Uma reflexão sobre nossa identidade.
- MB Comunica-te

- 17 de jun. de 2021
- 2 min de leitura
A ideia é trazer uma reflexão sobre o quanto as redes sociais se tornaram uma arena de competição, intolerância, estresse e recentemente ainda fez nascer o sentimento de dívida – um sentimento de “não fiz o que deveria ter feito”. E isso quem fala é o psicanalista Jorge Forbes, na coluna dele na Revista HSM Management. Ele conta que o mundo mudou radicalmente e que vivemos uma enorme crise de identidade.
O futuro sempre soubemos que não dava para desvendar, ok, mas sabíamos ser minimamente “planejável”. Penso que a pandemia nos trouxe agora um futuro incerto onde além de tudo temos que tentar manter alguma sanidade, e num lugar então completamente indefinível!
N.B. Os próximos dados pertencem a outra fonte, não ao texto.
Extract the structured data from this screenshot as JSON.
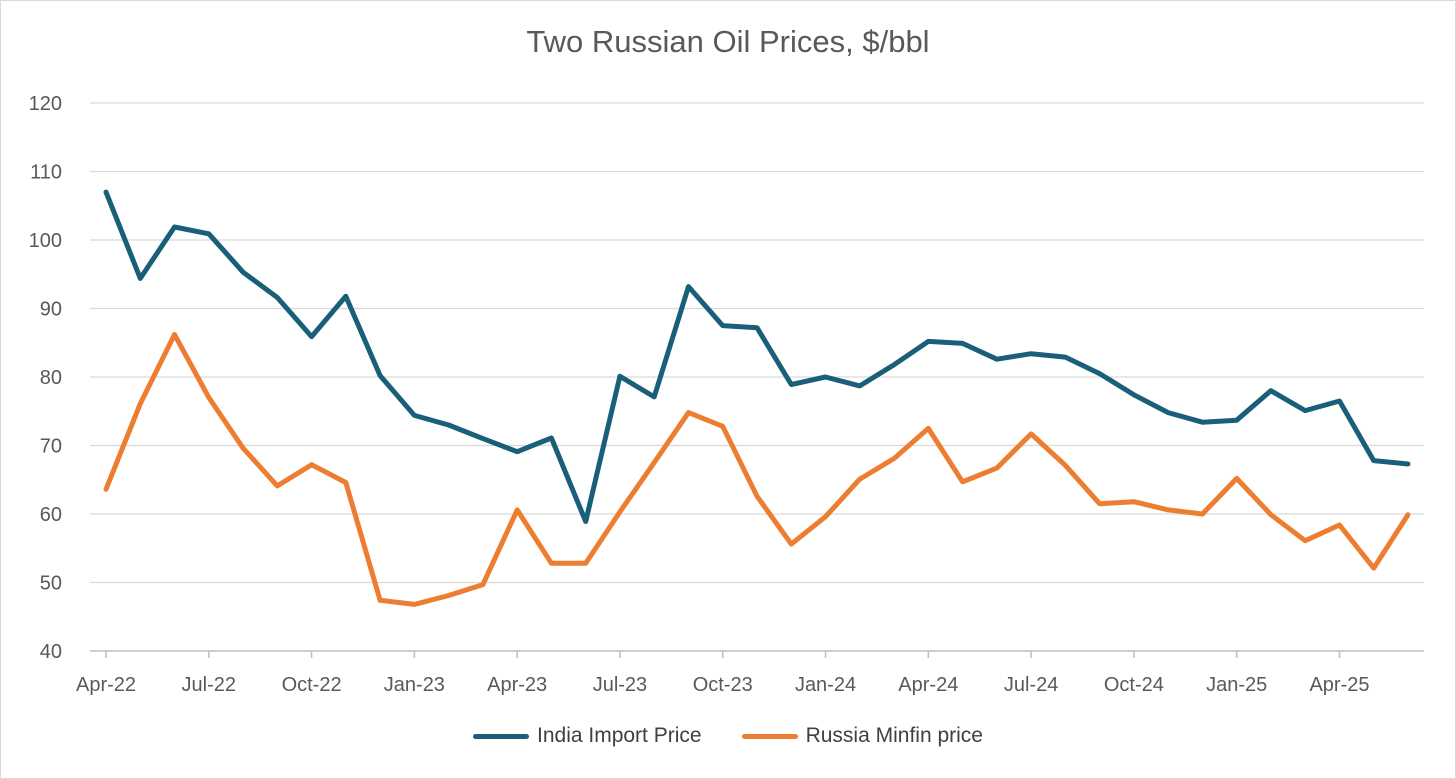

O Forbes inclusive fala sobre aprender a exercer uma inusitada liberdade.
E aqui eu gostaria de trazer duas denominações que estão muito em voga na tela que são flourishing – que significa florescer, forte senso de significado e que é o oposto de languishing, que significa definhar, o vazio entre a depressão, pode entorpecer sua motivação e tem sido apontado como sendo a emoção predominante em 2021.
Sinto que as emoções estão um milhão por cento mais afloradas e é aí que quero chegar: Estamos conseguindo mesmo abranger tudo? Sermos honestos? As redes sociais, afinal, se tornaram numa janela que expõe ou separa? Podemos ser o que quisermos ali.
No artigo do Jorge Forbes, tem uma fala dele interessantíssima, que diz: “o presente é inexorável. Melhor legitimá-lo, captá-lo em sua nova forma, perceber a imensa chance de viver uma humanidade em nova clave. A música mudou! A música desse novo mundo não busca o consenso de cantar junto a mesma canção do Roberto. A música atual prefere articular diferenças – se dança junto, com movimentos díspares. Tanto que o ditado até mudou: hoje é “a liberdade de um começa com a liberdade do outro”.
Para terminar deixo a conclusão do artigo, onde o psicanalista diz: desista de privilegiar ser aceito pelo outro, o espelho quebrou e seus cacos se misturaram. Nossa identidade não se acalmará no lago pacífico de Narciso. Nossa identidade encontrará seu caminho ao suportar a singularidade muitas vezes incompreensiva de nossas escolhas. Não se explique e nem se justifique – não porque você seja autoritário ou arrogante – mas porque há que ser humilde em reconhecer que não há um outro a se oferecer compreensão e pedir aplauso. Isso virá na lógica do encontro.